Pochi giorni dopo rientrammo a casa e tenendolo accostato al petto,una mano a proteggere la testina ,l'altra a cucchiaio sul culetto,tornai, dopo tanti anni ,ad avvertire la tenerezza di un batuffolo di ciccia calda che mi si accoccolava addosso come un gomitolo credendo di ritornare nella pancia della sua mamma. Rapito ascoltavo quei vagiti da micio che ancora non sapevano ridere ma avrebbero tanto voluto farlo.

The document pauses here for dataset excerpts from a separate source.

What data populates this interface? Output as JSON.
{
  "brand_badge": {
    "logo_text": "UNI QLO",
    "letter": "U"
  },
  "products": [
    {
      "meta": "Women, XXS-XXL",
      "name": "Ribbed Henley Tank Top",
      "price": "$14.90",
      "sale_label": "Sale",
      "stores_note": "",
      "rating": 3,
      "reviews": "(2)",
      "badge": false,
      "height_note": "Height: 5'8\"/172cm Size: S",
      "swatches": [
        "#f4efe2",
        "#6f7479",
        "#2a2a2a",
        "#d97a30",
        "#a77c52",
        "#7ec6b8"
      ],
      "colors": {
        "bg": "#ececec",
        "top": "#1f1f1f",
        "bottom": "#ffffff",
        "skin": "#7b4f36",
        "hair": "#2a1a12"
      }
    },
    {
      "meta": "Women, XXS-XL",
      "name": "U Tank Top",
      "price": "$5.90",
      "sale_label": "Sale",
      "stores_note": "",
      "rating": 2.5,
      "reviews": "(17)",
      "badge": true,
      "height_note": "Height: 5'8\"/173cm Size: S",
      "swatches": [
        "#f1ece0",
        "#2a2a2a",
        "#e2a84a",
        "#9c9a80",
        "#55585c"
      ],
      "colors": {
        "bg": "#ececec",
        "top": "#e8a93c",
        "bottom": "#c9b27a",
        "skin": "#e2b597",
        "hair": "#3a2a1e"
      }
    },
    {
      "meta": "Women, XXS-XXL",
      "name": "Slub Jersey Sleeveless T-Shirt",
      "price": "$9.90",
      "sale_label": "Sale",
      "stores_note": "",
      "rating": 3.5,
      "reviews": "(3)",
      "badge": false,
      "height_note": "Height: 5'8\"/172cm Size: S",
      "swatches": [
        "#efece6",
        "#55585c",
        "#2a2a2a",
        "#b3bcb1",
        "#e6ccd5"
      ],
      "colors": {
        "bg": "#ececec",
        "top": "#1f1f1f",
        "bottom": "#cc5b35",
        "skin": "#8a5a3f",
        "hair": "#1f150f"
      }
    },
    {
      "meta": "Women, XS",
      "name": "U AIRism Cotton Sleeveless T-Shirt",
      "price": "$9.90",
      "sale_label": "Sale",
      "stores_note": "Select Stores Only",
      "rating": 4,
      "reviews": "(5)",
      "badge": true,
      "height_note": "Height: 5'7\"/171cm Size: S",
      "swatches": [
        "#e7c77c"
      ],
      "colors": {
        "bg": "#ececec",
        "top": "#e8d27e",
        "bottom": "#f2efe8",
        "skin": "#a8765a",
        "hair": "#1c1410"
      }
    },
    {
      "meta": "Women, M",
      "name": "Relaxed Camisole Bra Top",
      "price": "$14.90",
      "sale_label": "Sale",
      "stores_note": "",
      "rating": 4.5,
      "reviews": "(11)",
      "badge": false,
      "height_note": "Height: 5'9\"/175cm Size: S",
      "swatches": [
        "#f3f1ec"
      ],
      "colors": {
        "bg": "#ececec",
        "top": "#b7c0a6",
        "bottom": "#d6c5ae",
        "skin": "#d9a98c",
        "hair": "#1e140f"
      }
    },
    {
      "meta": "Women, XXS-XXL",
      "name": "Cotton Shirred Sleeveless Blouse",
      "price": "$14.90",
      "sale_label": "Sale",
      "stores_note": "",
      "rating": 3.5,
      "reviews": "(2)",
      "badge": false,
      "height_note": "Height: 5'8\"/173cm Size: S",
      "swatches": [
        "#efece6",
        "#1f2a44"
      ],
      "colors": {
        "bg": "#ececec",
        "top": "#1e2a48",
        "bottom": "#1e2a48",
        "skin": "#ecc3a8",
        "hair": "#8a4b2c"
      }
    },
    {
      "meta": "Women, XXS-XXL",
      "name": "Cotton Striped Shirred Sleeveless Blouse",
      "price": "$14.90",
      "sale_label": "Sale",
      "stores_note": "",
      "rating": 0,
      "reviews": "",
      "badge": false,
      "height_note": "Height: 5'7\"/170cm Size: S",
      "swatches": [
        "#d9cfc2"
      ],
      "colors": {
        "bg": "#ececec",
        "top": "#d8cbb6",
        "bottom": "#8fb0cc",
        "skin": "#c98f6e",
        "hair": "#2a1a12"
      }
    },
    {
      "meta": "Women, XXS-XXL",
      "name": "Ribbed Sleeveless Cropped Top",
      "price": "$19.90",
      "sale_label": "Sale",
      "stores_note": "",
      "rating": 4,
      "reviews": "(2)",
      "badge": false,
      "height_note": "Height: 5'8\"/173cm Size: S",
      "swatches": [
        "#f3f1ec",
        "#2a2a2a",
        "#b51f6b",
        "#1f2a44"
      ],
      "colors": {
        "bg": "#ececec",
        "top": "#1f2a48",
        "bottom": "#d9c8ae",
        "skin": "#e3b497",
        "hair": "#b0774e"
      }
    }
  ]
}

Carezzai la sua pelle delicata e profumata,percepii il suo respiro mentre i suoi occhioni si sollevavano e mi guardavano fisso ,poi, inebriato da quella sua fragranza di latte e biscotti lo riposi con cura in carrozzina sfiorando quelle manine che si agitavano come se volessero afferrarmi e abbracciarmi forte forte .
Padre di nuovo alla bella età di quarantatre anni,due figli ormai grandi e la carretta da tirare avanti,tanti problemi,tante pene ma l'infinita gioia,la commozione indicibile di un bimbo da crescere insieme a mamma e ai fratelloni.